SALENTO- Più italiani e meno stranieri, più attenzione all’enogastronomia, all’artigianato e agli eventi ma con il mare, i paesaggi naturali, le città e i paesi che continuano ad essere la maggiore attrazione. Il Salento traina il boom turistico di tutta la Puglia, con Lecce, Otranto, Gallipoli come le principali mete scelte.
I numeri sono da capogiro, tanto da superare a luglio i flussi del 2019, anno record di arrivi, quando la regione ha vissuto la sua annata d’oro. Ed erano tempi pre-Covid. Ad agosto le cose sembrerebbero essere andate ugualmente bene e sicuramente si dovrebbero superare i flussi del 2020. “Dopo un Ferragosto da tutto esaurito, che ha visto le nostre spiagge tra le preferite dai turisti italiani, alberghi pieni e un boom delle seconde case, anche le settimane successive ribadiscono il trend: la Puglia è stato il luogo da non perdere dell’estate 2021, come hanno scritto anche testate straniere” , ha affermato Aldo Patruno, il Direttore del Dipartimento Turismo e Cultura della Regione Puglia. Si spera di proseguire così nei prossimi mesi di settembre e di ottobre.

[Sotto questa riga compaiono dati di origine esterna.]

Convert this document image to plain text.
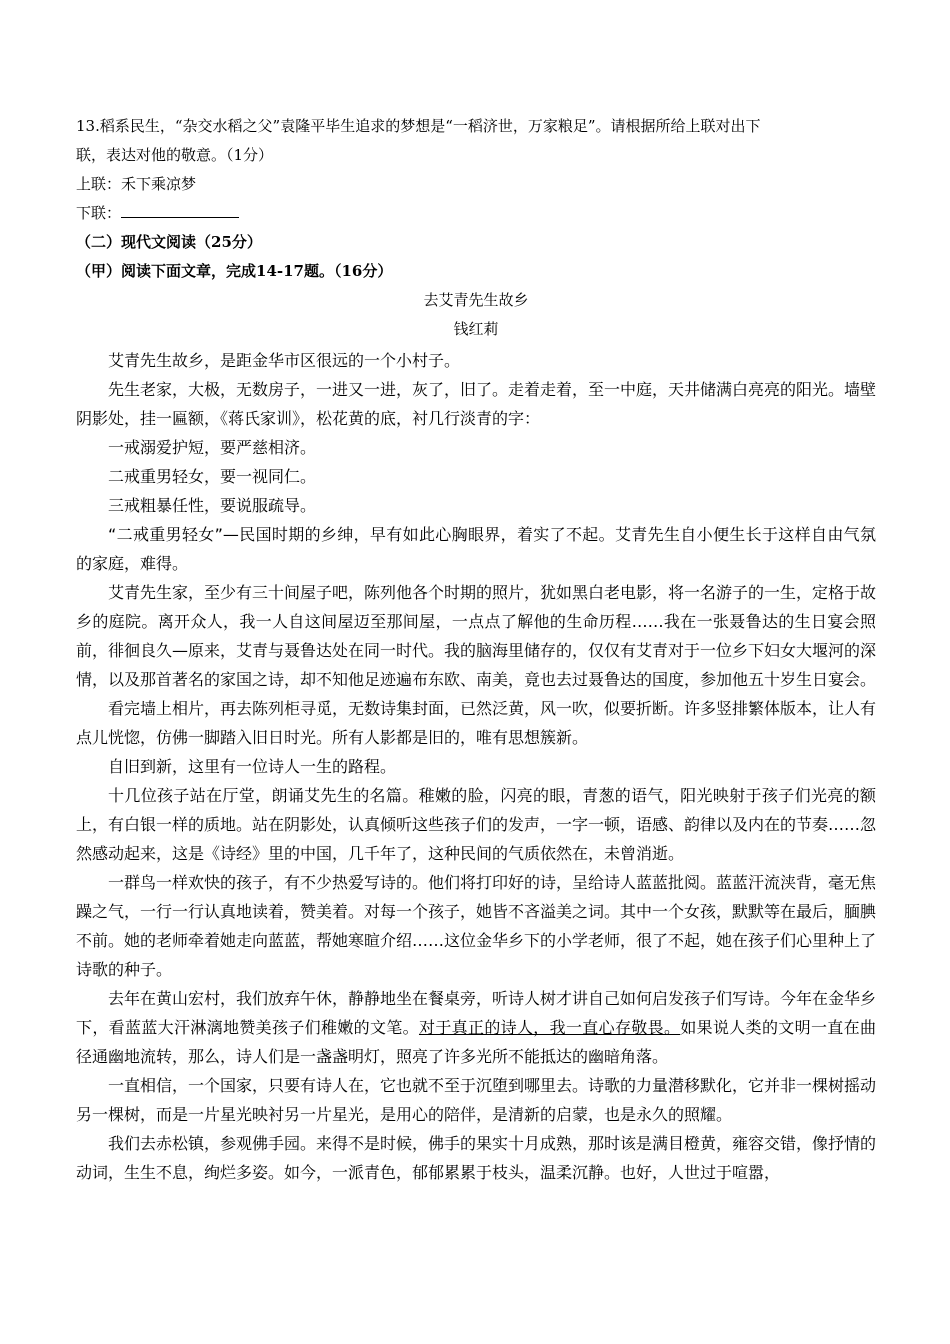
13.稻系民生，“杂交水稻之父”袁隆平毕生追求的梦想是“一稻济世，万家粮足”。请根据所给上联对出下

联，表达对他的敬意。（1分）

上联：禾下乘凉梦

下联：

（二）现代文阅读（25分）

（甲）阅读下面文章，完成14-17题。（16分）

去艾青先生故乡

钱红莉

艾青先生故乡，是距金华市区很远的一个小村子。

先生老家，大极，无数房子，一进又一进，灰了，旧了。走着走着，至一中庭，天井储满白亮亮的阳光。墙壁阴影处，挂一匾额，《蒋氏家训》，松花黄的底，衬几行淡青的字：

一戒溺爱护短，要严慈相济。

二戒重男轻女，要一视同仁。

三戒粗暴任性，要说服疏导。

“二戒重男轻女”—民国时期的乡绅，早有如此心胸眼界，着实了不起。艾青先生自小便生长于这样自由气氛的家庭，难得。

艾青先生家，至少有三十间屋子吧，陈列他各个时期的照片，犹如黑白老电影，将一名游子的一生，定格于故乡的庭院。离开众人，我一人自这间屋迈至那间屋，一点点了解他的生命历程……我在一张聂鲁达的生日宴会照前，徘徊良久—原来，艾青与聂鲁达处在同一时代。我的脑海里储存的，仅仅有艾青对于一位乡下妇女大堰河的深情，以及那首著名的家国之诗，却不知他足迹遍布东欧、南美，竟也去过聂鲁达的国度，参加他五十岁生日宴会。

看完墙上相片，再去陈列柜寻觅，无数诗集封面，已然泛黄，风一吹，似要折断。许多竖排繁体版本，让人有点儿恍惚，仿佛一脚踏入旧日时光。所有人影都是旧的，唯有思想簇新。

自旧到新，这里有一位诗人一生的路程。

十几位孩子站在厅堂，朗诵艾先生的名篇。稚嫩的脸，闪亮的眼，青葱的语气，阳光映射于孩子们光亮的额上，有白银一样的质地。站在阴影处，认真倾听这些孩子们的发声，一字一顿，语感、韵律以及内在的节奏……忽然感动起来，这是《诗经》里的中国，几千年了，这种民间的气质依然在，未曾消逝。

一群鸟一样欢快的孩子，有不少热爱写诗的。他们将打印好的诗，呈给诗人蓝蓝批阅。蓝蓝汗流浃背，毫无焦躁之气，一行一行认真地读着，赞美着。对每一个孩子，她皆不吝溢美之词。其中一个女孩，默默等在最后，腼腆不前。她的老师牵着她走向蓝蓝，帮她寒暄介绍……这位金华乡下的小学老师，很了不起，她在孩子们心里种上了诗歌的种子。

去年在黄山宏村，我们放弃午休，静静地坐在餐桌旁，听诗人树才讲自己如何启发孩子们写诗。今年在金华乡下，看蓝蓝大汗淋漓地赞美孩子们稚嫩的文笔。对于真正的诗人，我一直心存敬畏。如果说人类的文明一直在曲径通幽地流转，那么，诗人们是一盏盏明灯，照亮了许多光所不能抵达的幽暗角落。

一直相信，一个国家，只要有诗人在，它也就不至于沉堕到哪里去。诗歌的力量潜移默化，它并非一棵树摇动另一棵树，而是一片星光映衬另一片星光，是用心的陪伴，是清新的启蒙，也是永久的照耀。

我们去赤松镇，参观佛手园。来得不是时候，佛手的果实十月成熟，那时该是满目橙黄，雍容交错，像抒情的动词，生生不息，绚烂多姿。如今，一派青色，郁郁累累于枝头，温柔沉静。也好，人世过于喧嚣，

Sulla base di questi dati positivi si aprirà il confronto con le forze sociali in vista dell’autunno e del 2022.
A fornire i numeri è l’Osservatorio Regionale sul Turismo, secondo il quale nei primi sette mesi del 2021 si è registrato un incremento del +45% degli arrivi (1.327.000) rispetto allo stesso periodo dell’anno precedente. A giugno, poi, sono più che raddoppiati rispetto al 2020 (+125%) e luglio segna invece il +40%. A trainare la ripresa è stato soprattutto, come detto, il turismo nazionale: i flussi nazionali nel 2021 aumentano del +40% rispetto al 2020, per via soprattutto del turismo interno, dei pugliesi in Puglia, cui seguono Lombardia, Campania, Emilia Romagna e Veneto.Si è registrato anche il ritorno dei turisti internazionali (+82% rispetto al 2020). Tra i mercati stranieri che stanno contribuendo alla ripresa troviamo nell’ordine Germania, Francia, Svizzera, Belgio, Paesi Bassi e Polonia. Il tasso d’internazionalizzazione, che nel 2019 rappresentava il 28% del totale degli arrivi, raggiunge il 13% nei primi 7 mesi del 2021, con un recupero di 2 punti rispetto al 2020. Il comparto quindi ha già recuperato 18 punti percentuali in un anno, passando da una perdita del -60% registrata tra il 2019 e il 2020, al -42% tra il 2019 e il 2021, un calo che potrebbe essere recuperato a partire dal 2022 con la ripresa del turismo business, scolastico e di bassa stagione.
Rispetto al 2020 Lecce è il territorio che ha registrato l’incremento maggiore da gennaio a luglio 2021 (+109mila arrivi). Seguono Foggia (+104mila arrivi) e Bari con +36mila arrivi. Il Salento e il Gargano sono le aree che hanno incrementato la propria quota d’incoming tra il 2019 e il 2021 mentre si è ridotto il peso di Bari e la costa.
Nel 2021, il 61% dei turisti ha soggiornato in strutture ricettive del comparto alberghiero (+41% rispetto al 2020), dato favorevolmente condizionato anche dal buon andamento del luxury (+54%). L’extralberghiero cresce del +50% per via delle buone performance degli agriturismi e dei villaggi turistici.